IBM does not really have an HCI play, although it has worked with Nutanix to port its server-storage hybrid software to the Power Systems-Linux platform. If you look at HCI by the maker of the software stack, then VMware, which was dragged kicking and screaming into this space (in part because it was owned by SAN juggernaut EMC when Nutanix pioneered this category starting in 2011), is the top supplier, with $953.8 million in sales in the fourth quarter, up 1.7 percent. Dell of course owns both EMC and VMware now, and is playing no favorites when it comes to storage architectures, which is how VMware has gained the pole position in HCI in the past five years. Nutanix actually saw a 6.6 percent slump, dropping to $575.5 million in the period. Huawei Technology, the Chinese IT supplier, posted 75.7 percent growth in the quarter, hitting $154.5 million in sales. Interestingly, Dell and EMC sell other HCI software, and together these two companies accounted for $137.4 million in sales, more than double from the year ago period. The rest of the players in the market comprised 26.1 percent share of the HCI space and rose as a group by 10.1 percent to $641.9 million in sales.
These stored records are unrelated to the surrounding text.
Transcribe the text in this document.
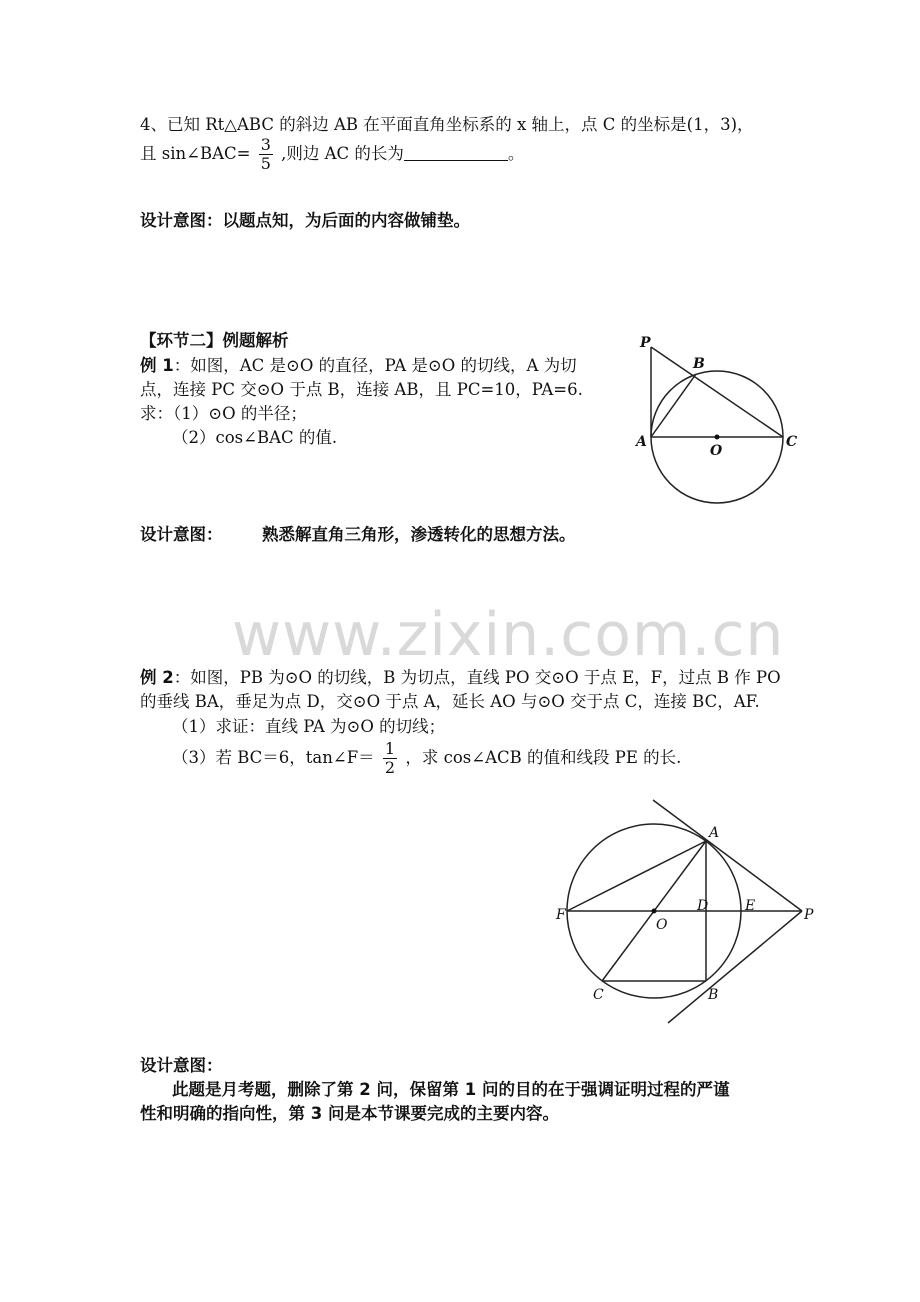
4、已知 Rt△ABC 的斜边 AB 在平面直角坐标系的 x 轴上，点 C 的坐标是(1，3)，
且 sin∠BAC= $\frac{3}{5}$ ,则边 AC 的长为	。
设计意图：以题点知，为后面的内容做铺垫。
【环节二】例题解析
例 1：如图，AC 是⊙O 的直径，PA 是⊙O 的切线，A 为切
点，连接 PC 交⊙O 于点 B，连接 AB，且 PC=10，PA=6.
求：（1）⊙O 的半径；
（2）cos∠BAC 的值.
P
B
A
O
C
设计意图： 熟悉解直角三角形，渗透转化的思想方法。
www.zixin.com.cn
例 2：如图，PB 为⊙O 的切线，B 为切点，直线 PO 交⊙O 于点 E，F，过点 B 作 PO
的垂线 BA，垂足为点 D，交⊙O 于点 A，延长 AO 与⊙O 交于点 C，连接 BC，AF.
（1）求证：直线 PA 为⊙O 的切线；
（3）若 BC＝6，tan∠F＝ $\frac{1}{2}$ ，求 cos∠ACB 的值和线段 PE 的长.
A
F
O
D	E
P
C	B
设计意图：
此题是月考题，删除了第 2 问，保留第 1 问的目的在于强调证明过程的严谨
性和明确的指向性，第 3 问是本节课要完成的主要内容。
The IBM i platform is not included in the HCI or converged systems numbers, but a credible argument could be made that it should be.
As for the other types of converged systems. The integrated platforms, integrated infrastructure, and certified reference systems are holding more or less steady, with integrated platforms declining a tiny bit each quarter after a sharp drop in early 2016 and a share rise in the other integrated iron at the same time but then a relatively flat revenue profile.